- The Washington Times - Monday, May 5, 2003

  Apple Computer’s announcement April 28 of the “iTunes Music Store” captured plenty of headlines and lots of interest.
  It has captured just under a buck from this writer so far, but that’s only owing to my budget. This rather nice service is described by Apple as an online music store, where the songs generally cost 99 cents each.
  Customers can burn songs onto “an unlimited number of CDs for personal use,” Apple says, and listen to songs on an unlimited number of iPods, the portable music players created by Apple. They also can play the music on up to three Macintosh computers, and use them in any Mac application, including iPhoto, iMovie and iDVD — programs that let users arrange photo displays, edit home videos and burn DVDs, respectively.
  The iTunes Music Store is available only for Mac users right now. Apple Chairman Steve Jobs was quoted in press accounts as saying that the firm will develop a version for Windows PC users. About 200,000 songs from five major record companies are available, and it can be hoped that the catalogue will be expanded.
  Searching for music, finding it and downloading it — as my 99-cent experiment demonstrated — is very easy.
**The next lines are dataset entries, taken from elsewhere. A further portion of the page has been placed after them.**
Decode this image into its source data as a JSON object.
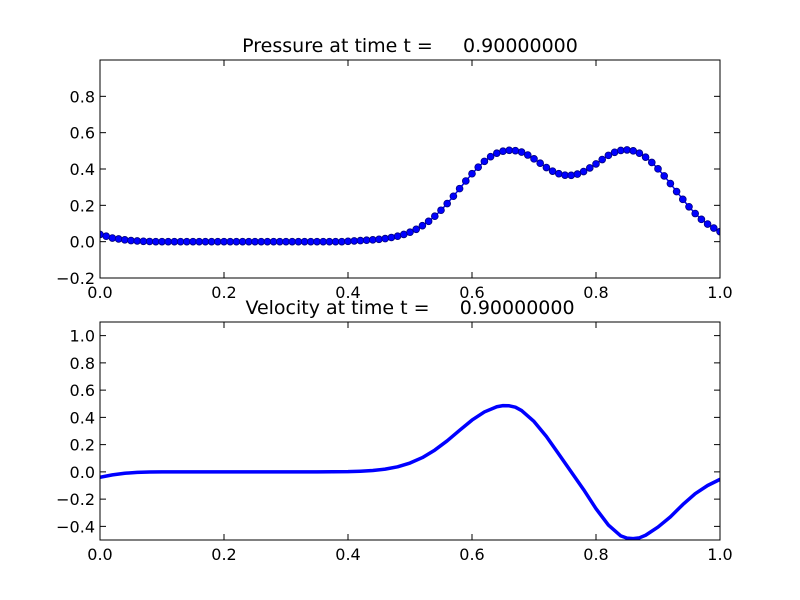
{
  "colors": {
    "line": "#0000ff",
    "marker_edge": "#000080",
    "background": "#ffffff",
    "axes": "#000000"
  },
  "chart_data": [
    {
      "type": "scatter",
      "title": "Pressure at time t =     0.90000000",
      "xlabel": "",
      "ylabel": "",
      "xlim": [
        0.0,
        1.0
      ],
      "ylim": [
        -0.2,
        1.0
      ],
      "x_ticks": [
        "0.0",
        "0.2",
        "0.4",
        "0.6",
        "0.8",
        "1.0"
      ],
      "y_ticks": [
        "−0.2",
        "0.0",
        "0.2",
        "0.4",
        "0.6",
        "0.8"
      ],
      "grid": false,
      "legend": "none",
      "series": [
        {
          "style": "line-with-circle-markers",
          "x": [
            0.0,
            0.01,
            0.02,
            0.03,
            0.04,
            0.05,
            0.06,
            0.07,
            0.08,
            0.09,
            0.1,
            0.11,
            0.12,
            0.13,
            0.14,
            0.15,
            0.16,
            0.17,
            0.18,
            0.19,
            0.2,
            0.21,
            0.22,
            0.23,
            0.24,
            0.25,
            0.26,
            0.27,
            0.28,
            0.29,
            0.3,
            0.31,
            0.32,
            0.33,
            0.34,
            0.35,
            0.36,
            0.37,
            0.38,
            0.39,
            0.4,
            0.41,
            0.42,
            0.43,
            0.44,
            0.45,
            0.46,
            0.47,
            0.48,
            0.49,
            0.5,
            0.51,
            0.52,
            0.53,
            0.54,
            0.55,
            0.56,
            0.57,
            0.58,
            0.59,
            0.6,
            0.61,
            0.62,
            0.63,
            0.64,
            0.65,
            0.66,
            0.67,
            0.68,
            0.69,
            0.7,
            0.71,
            0.72,
            0.73,
            0.74,
            0.75,
            0.76,
            0.77,
            0.78,
            0.79,
            0.8,
            0.81,
            0.82,
            0.83,
            0.84,
            0.85,
            0.86,
            0.87,
            0.88,
            0.89,
            0.9,
            0.91,
            0.92,
            0.93,
            0.94,
            0.95,
            0.96,
            0.97,
            0.98,
            0.99,
            1.0
          ],
          "y": [
            0.04,
            0.03,
            0.02,
            0.015,
            0.01,
            0.006,
            0.004,
            0.002,
            0.001,
            0.0,
            0.0,
            0.0,
            0.0,
            0.0,
            0.0,
            0.0,
            0.0,
            0.0,
            0.0,
            0.0,
            0.0,
            0.0,
            0.0,
            0.0,
            0.0,
            0.0,
            0.0,
            0.0,
            0.0,
            0.0,
            0.0,
            0.0,
            0.0,
            0.0,
            0.0,
            0.0,
            0.0,
            0.0,
            0.0,
            0.0,
            0.002,
            0.004,
            0.006,
            0.008,
            0.01,
            0.013,
            0.017,
            0.023,
            0.03,
            0.04,
            0.052,
            0.068,
            0.088,
            0.112,
            0.14,
            0.173,
            0.21,
            0.25,
            0.292,
            0.334,
            0.374,
            0.41,
            0.442,
            0.468,
            0.487,
            0.498,
            0.503,
            0.501,
            0.493,
            0.477,
            0.456,
            0.432,
            0.408,
            0.388,
            0.374,
            0.366,
            0.365,
            0.372,
            0.386,
            0.406,
            0.428,
            0.452,
            0.475,
            0.492,
            0.502,
            0.505,
            0.5,
            0.487,
            0.465,
            0.436,
            0.401,
            0.362,
            0.32,
            0.276,
            0.233,
            0.192,
            0.155,
            0.123,
            0.097,
            0.075,
            0.055
          ]
        }
      ]
    },
    {
      "type": "line",
      "title": "Velocity at time t =     0.90000000",
      "xlabel": "",
      "ylabel": "",
      "xlim": [
        0.0,
        1.0
      ],
      "ylim": [
        -0.5,
        1.1
      ],
      "x_ticks": [
        "0.0",
        "0.2",
        "0.4",
        "0.6",
        "0.8",
        "1.0"
      ],
      "y_ticks": [
        "−0.4",
        "−0.2",
        "0.0",
        "0.2",
        "0.4",
        "0.6",
        "0.8",
        "1.0"
      ],
      "grid": false,
      "legend": "none",
      "series": [
        {
          "style": "thick-line",
          "x": [
            0.0,
            0.02,
            0.04,
            0.06,
            0.08,
            0.1,
            0.15,
            0.2,
            0.25,
            0.3,
            0.35,
            0.4,
            0.42,
            0.44,
            0.46,
            0.48,
            0.5,
            0.52,
            0.54,
            0.56,
            0.58,
            0.6,
            0.62,
            0.64,
            0.65,
            0.66,
            0.67,
            0.68,
            0.7,
            0.72,
            0.74,
            0.76,
            0.78,
            0.8,
            0.82,
            0.84,
            0.85,
            0.86,
            0.87,
            0.88,
            0.9,
            0.92,
            0.94,
            0.96,
            0.98,
            1.0
          ],
          "y": [
            -0.04,
            -0.022,
            -0.01,
            -0.004,
            -0.001,
            0.0,
            0.0,
            0.0,
            0.0,
            0.0,
            0.0,
            0.002,
            0.005,
            0.01,
            0.02,
            0.037,
            0.065,
            0.105,
            0.16,
            0.228,
            0.305,
            0.38,
            0.44,
            0.478,
            0.486,
            0.485,
            0.475,
            0.45,
            0.37,
            0.26,
            0.13,
            0.0,
            -0.13,
            -0.27,
            -0.39,
            -0.47,
            -0.486,
            -0.49,
            -0.484,
            -0.465,
            -0.405,
            -0.33,
            -0.24,
            -0.16,
            -0.1,
            -0.055
          ]
        }
      ]
    }
  ]
}
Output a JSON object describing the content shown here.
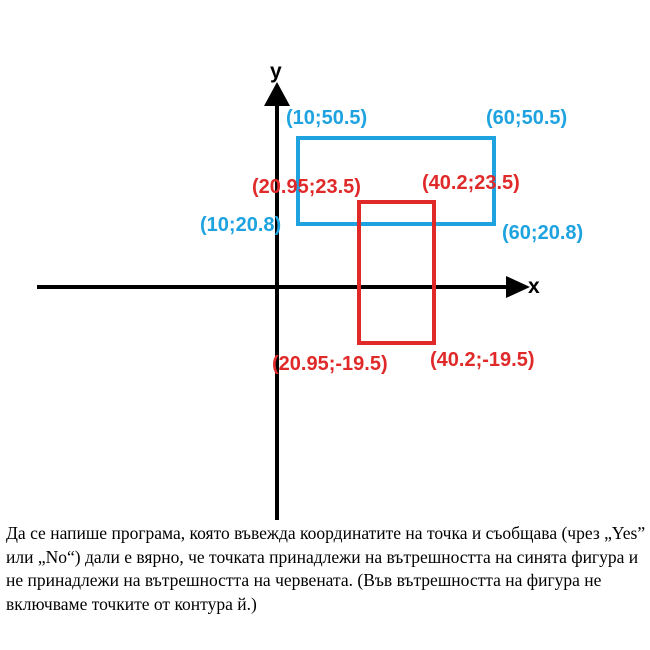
{
  "axes": {
    "x_label": "x",
    "y_label": "y",
    "color": "#000000"
  },
  "blue_rectangle": {
    "color": "#1ea3e0",
    "corners": {
      "top_left": "(10;50.5)",
      "top_right": "(60;50.5)",
      "bottom_left": "(10;20.8)",
      "bottom_right": "(60;20.8)"
    }
  },
  "red_rectangle": {
    "color": "#e02a2a",
    "corners": {
      "top_left": "(20.95;23.5)",
      "top_right": "(40.2;23.5)",
      "bottom_left": "(20.95;-19.5)",
      "bottom_right": "(40.2;-19.5)"
    }
  },
  "task": {
    "text": "Да се напише програма, която въвежда координатите на точка и съобщава (чрез „Yes” или „No“) дали е вярно, че точката принадлежи на вътрешността на синята фигура и не принадлежи на вътрешността на червената. (Във вътрешността на фигура не включваме точките от контура й.)"
  }
}
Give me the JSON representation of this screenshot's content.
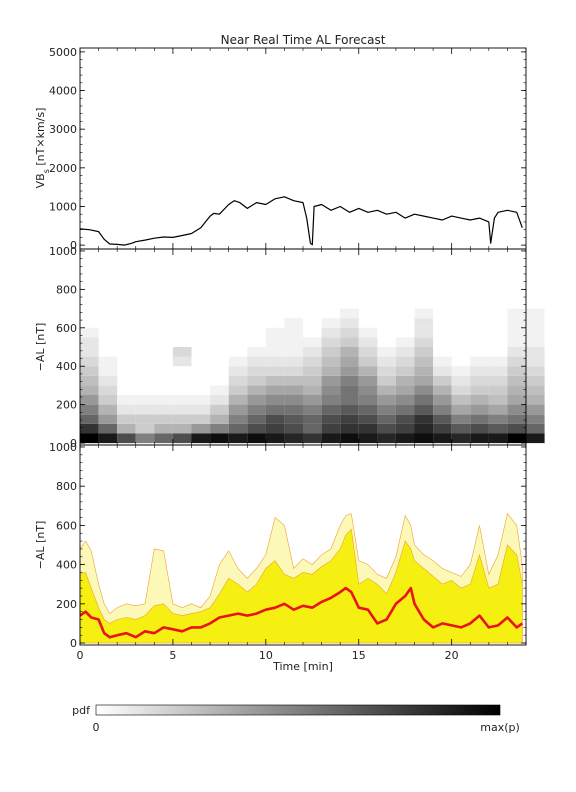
{
  "title": "Near Real Time AL Forecast",
  "colorbar": {
    "label": "pdf",
    "min_label": "0",
    "max_label": "max(p)"
  },
  "chart_data": [
    {
      "type": "line",
      "panel": "top",
      "ylabel_main": "VB",
      "ylabel_sub": "s",
      "ylabel_units": "[nT×km/s]",
      "ylim": [
        -100,
        5100
      ],
      "yticks": [
        0,
        1000,
        2000,
        3000,
        4000,
        5000
      ],
      "xlim": [
        0,
        24
      ],
      "x": [
        0,
        0.5,
        1,
        1.3,
        1.6,
        2,
        2.4,
        2.8,
        3,
        3.5,
        4,
        4.5,
        5,
        5.5,
        6,
        6.5,
        7,
        7.2,
        7.5,
        8,
        8.3,
        8.6,
        9,
        9.5,
        10,
        10.5,
        11,
        11.5,
        12,
        12.2,
        12.4,
        12.5,
        12.6,
        13,
        13.5,
        14,
        14.5,
        15,
        15.5,
        16,
        16.5,
        17,
        17.5,
        18,
        18.5,
        19,
        19.5,
        20,
        20.5,
        21,
        21.5,
        22,
        22.1,
        22.3,
        22.5,
        23,
        23.5,
        23.8
      ],
      "values": [
        420,
        400,
        350,
        150,
        30,
        20,
        0,
        50,
        90,
        130,
        180,
        210,
        200,
        250,
        300,
        450,
        750,
        820,
        800,
        1050,
        1150,
        1100,
        950,
        1100,
        1050,
        1200,
        1250,
        1150,
        1100,
        700,
        50,
        10,
        1000,
        1050,
        900,
        1000,
        850,
        950,
        850,
        900,
        800,
        850,
        700,
        800,
        750,
        700,
        650,
        750,
        700,
        650,
        700,
        600,
        50,
        700,
        850,
        900,
        850,
        450
      ]
    },
    {
      "type": "heatmap",
      "panel": "middle",
      "ylabel": "−AL [nT]",
      "ylim": [
        -10,
        1010
      ],
      "yticks": [
        0,
        200,
        400,
        600,
        800,
        1000
      ],
      "xlim": [
        0,
        24
      ],
      "x": [
        0,
        1,
        2,
        3,
        4,
        5,
        6,
        7,
        8,
        9,
        10,
        11,
        12,
        13,
        14,
        15,
        16,
        17,
        18,
        19,
        20,
        21,
        22,
        23,
        24
      ],
      "y_bins": [
        0,
        50,
        100,
        150,
        200,
        250,
        300,
        350,
        400,
        450,
        500,
        550,
        600,
        650
      ],
      "intensity": [
        [
          1.0,
          0.9,
          0.7,
          0.5,
          0.6,
          0.7,
          0.9,
          0.95,
          0.9,
          0.95,
          0.9,
          0.85,
          0.8,
          0.9,
          0.95,
          0.9,
          0.85,
          0.9,
          0.95,
          0.9,
          0.85,
          0.9,
          0.9,
          1.0,
          0.9
        ],
        [
          0.8,
          0.6,
          0.3,
          0.2,
          0.3,
          0.3,
          0.4,
          0.5,
          0.6,
          0.7,
          0.75,
          0.7,
          0.6,
          0.75,
          0.8,
          0.8,
          0.7,
          0.75,
          0.85,
          0.75,
          0.65,
          0.7,
          0.65,
          0.7,
          0.6
        ],
        [
          0.6,
          0.4,
          0.2,
          0.2,
          0.2,
          0.2,
          0.2,
          0.3,
          0.5,
          0.6,
          0.7,
          0.65,
          0.6,
          0.7,
          0.75,
          0.7,
          0.6,
          0.7,
          0.8,
          0.65,
          0.5,
          0.55,
          0.5,
          0.55,
          0.5
        ],
        [
          0.5,
          0.3,
          0.1,
          0.1,
          0.1,
          0.1,
          0.1,
          0.2,
          0.4,
          0.5,
          0.55,
          0.55,
          0.5,
          0.6,
          0.65,
          0.6,
          0.5,
          0.55,
          0.65,
          0.5,
          0.35,
          0.4,
          0.35,
          0.45,
          0.4
        ],
        [
          0.4,
          0.2,
          0.05,
          0.05,
          0.05,
          0.05,
          0.05,
          0.1,
          0.3,
          0.4,
          0.45,
          0.45,
          0.4,
          0.5,
          0.55,
          0.5,
          0.4,
          0.45,
          0.55,
          0.4,
          0.25,
          0.3,
          0.25,
          0.35,
          0.3
        ],
        [
          0.3,
          0.15,
          0.0,
          0.0,
          0.0,
          0.0,
          0.0,
          0.05,
          0.2,
          0.3,
          0.35,
          0.35,
          0.3,
          0.45,
          0.55,
          0.45,
          0.3,
          0.35,
          0.45,
          0.3,
          0.15,
          0.2,
          0.2,
          0.3,
          0.25
        ],
        [
          0.25,
          0.1,
          0.0,
          0.0,
          0.0,
          0.0,
          0.0,
          0.0,
          0.15,
          0.2,
          0.25,
          0.25,
          0.25,
          0.4,
          0.5,
          0.4,
          0.2,
          0.3,
          0.35,
          0.2,
          0.1,
          0.15,
          0.15,
          0.25,
          0.2
        ],
        [
          0.2,
          0.05,
          0.0,
          0.0,
          0.0,
          0.0,
          0.0,
          0.0,
          0.1,
          0.15,
          0.15,
          0.15,
          0.2,
          0.3,
          0.4,
          0.3,
          0.15,
          0.2,
          0.3,
          0.1,
          0.05,
          0.1,
          0.1,
          0.2,
          0.15
        ],
        [
          0.15,
          0.05,
          0.0,
          0.0,
          0.0,
          0.1,
          0.0,
          0.0,
          0.05,
          0.1,
          0.1,
          0.1,
          0.15,
          0.25,
          0.35,
          0.2,
          0.1,
          0.15,
          0.25,
          0.05,
          0.0,
          0.05,
          0.05,
          0.15,
          0.1
        ],
        [
          0.1,
          0.0,
          0.0,
          0.0,
          0.0,
          0.15,
          0.0,
          0.0,
          0.0,
          0.05,
          0.05,
          0.05,
          0.1,
          0.2,
          0.3,
          0.15,
          0.05,
          0.1,
          0.2,
          0.0,
          0.0,
          0.0,
          0.0,
          0.1,
          0.1
        ],
        [
          0.1,
          0.0,
          0.0,
          0.0,
          0.0,
          0.0,
          0.0,
          0.0,
          0.0,
          0.0,
          0.05,
          0.05,
          0.05,
          0.15,
          0.2,
          0.1,
          0.0,
          0.05,
          0.15,
          0.0,
          0.0,
          0.0,
          0.0,
          0.05,
          0.05
        ],
        [
          0.05,
          0.0,
          0.0,
          0.0,
          0.0,
          0.0,
          0.0,
          0.0,
          0.0,
          0.0,
          0.05,
          0.05,
          0.0,
          0.1,
          0.15,
          0.05,
          0.0,
          0.0,
          0.1,
          0.0,
          0.0,
          0.0,
          0.0,
          0.05,
          0.05
        ],
        [
          0.0,
          0.0,
          0.0,
          0.0,
          0.0,
          0.0,
          0.0,
          0.0,
          0.0,
          0.0,
          0.0,
          0.05,
          0.0,
          0.05,
          0.1,
          0.0,
          0.0,
          0.0,
          0.1,
          0.0,
          0.0,
          0.0,
          0.0,
          0.05,
          0.05
        ],
        [
          0.0,
          0.0,
          0.0,
          0.0,
          0.0,
          0.0,
          0.0,
          0.0,
          0.0,
          0.0,
          0.0,
          0.0,
          0.0,
          0.0,
          0.05,
          0.0,
          0.0,
          0.0,
          0.05,
          0.0,
          0.0,
          0.0,
          0.0,
          0.05,
          0.05
        ]
      ]
    },
    {
      "type": "area",
      "panel": "bottom",
      "ylabel": "−AL [nT]",
      "xlabel": "Time [min]",
      "ylim": [
        -10,
        1010
      ],
      "yticks": [
        0,
        200,
        400,
        600,
        800,
        1000
      ],
      "xticks": [
        0,
        5,
        10,
        15,
        20
      ],
      "xlim": [
        0,
        24
      ],
      "x": [
        0,
        0.3,
        0.6,
        1,
        1.3,
        1.6,
        2,
        2.5,
        3,
        3.5,
        4,
        4.5,
        5,
        5.5,
        6,
        6.5,
        7,
        7.5,
        8,
        8.5,
        9,
        9.5,
        10,
        10.5,
        11,
        11.5,
        12,
        12.5,
        13,
        13.5,
        14,
        14.3,
        14.6,
        15,
        15.5,
        16,
        16.5,
        17,
        17.5,
        17.8,
        18,
        18.5,
        19,
        19.5,
        20,
        20.5,
        21,
        21.5,
        22,
        22.5,
        23,
        23.5,
        23.8
      ],
      "series": [
        {
          "name": "",
          "role": "outer_envelope",
          "color": "#fcf8b8",
          "values": [
            480,
            520,
            470,
            300,
            200,
            150,
            180,
            200,
            190,
            200,
            480,
            470,
            200,
            180,
            200,
            180,
            240,
            400,
            470,
            380,
            330,
            380,
            450,
            640,
            600,
            380,
            430,
            400,
            450,
            480,
            600,
            650,
            660,
            420,
            400,
            350,
            330,
            440,
            650,
            600,
            500,
            450,
            420,
            380,
            360,
            340,
            400,
            600,
            350,
            450,
            660,
            600,
            400
          ]
        },
        {
          "name": "",
          "role": "inner_band",
          "color": "#f5f012",
          "values": [
            350,
            360,
            280,
            180,
            120,
            100,
            120,
            130,
            120,
            140,
            190,
            200,
            150,
            140,
            150,
            160,
            180,
            250,
            330,
            300,
            260,
            300,
            380,
            420,
            350,
            330,
            360,
            350,
            390,
            420,
            480,
            550,
            580,
            300,
            330,
            300,
            250,
            360,
            520,
            480,
            420,
            380,
            340,
            300,
            320,
            280,
            300,
            450,
            280,
            300,
            500,
            450,
            300
          ]
        },
        {
          "name": "",
          "role": "median",
          "color": "#e8141a",
          "values": [
            140,
            160,
            130,
            120,
            50,
            30,
            40,
            50,
            30,
            60,
            50,
            80,
            70,
            60,
            80,
            80,
            100,
            130,
            140,
            150,
            140,
            150,
            170,
            180,
            200,
            170,
            190,
            180,
            210,
            230,
            260,
            280,
            260,
            180,
            170,
            100,
            120,
            200,
            240,
            280,
            200,
            120,
            80,
            100,
            90,
            80,
            100,
            140,
            80,
            90,
            130,
            80,
            100
          ]
        }
      ]
    }
  ]
}
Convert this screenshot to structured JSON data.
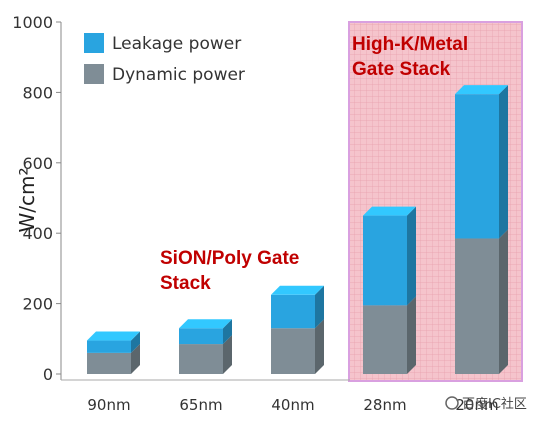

One can find songs by title, artist or genre; and one can buy a whole album’s worth of music, typically for $9.99 or so.
   However, some selections are a bit limited — I couldn’t find the Broadway cast recording of the musical “Chicago,” for example, though I believe it is released by a unit of EMI, one of the “big five” record firms who’ve signed on with Apple.
  A search for Beethoven’s “Ninth Symphony” turned up only one version, and then the only way to buy the work was to buy it whole, for far more than the $4 one might expect to pay at the advertised 99-cents-a-song price.
  The pricing for Beethoven is, I suppose, Apple’s privilege, but for those who might want to use just the fourth movement of that symphony for a presentation, it’s a bit much to ask them to pay a full-copy price.
  All told, however, the iTunes Music Store is a good start for people to download music legally and use it. I’d like to see some tweaks to the pricing — maybe the digital equivalent of a close-out bin for less-popular items — and some other enhancements, as well as a larger catalog of music.
   More information can be found at www.apple.com/music.
  Mailblocks, which can be found at (www.mailblocks.com) runs on PCs as well as Macs, and is an idea whose time is long past due. People who send e-mail to your account ([email protected]) or AOL, Yahoo Mail, Hotmail or some other public networks get a “challenge message” that, if they answer, tells the Mailblocks computer to send their original message to you. Only one “challenge” needs to be accepted for e-mail to get through. You also can add regular mailing lists and other e-publishers to an “OK” list for automatic delivery.
  Spammers won’t respond to challenge messages, since they involve typing a specific, unique code. Friends and family, if you alert them, will. You also can bring over online address books to give grandma the “all clear” without any hassles.
  I’ve seen an incredible drop in spam to one of my accounts using this service. I plan to add it to some other accounts. It’s a great, valuable service that you should consider if, like me, you’re interested in getting e-mail you want and need, and nothing more.
  Pricing is rather nice: $9.95 a year for an account with 12 MB of online storage, 50 MB of storage can be had for $24.95 a year, and charter subscribers get three years for the price of one. As I said, not a bad deal.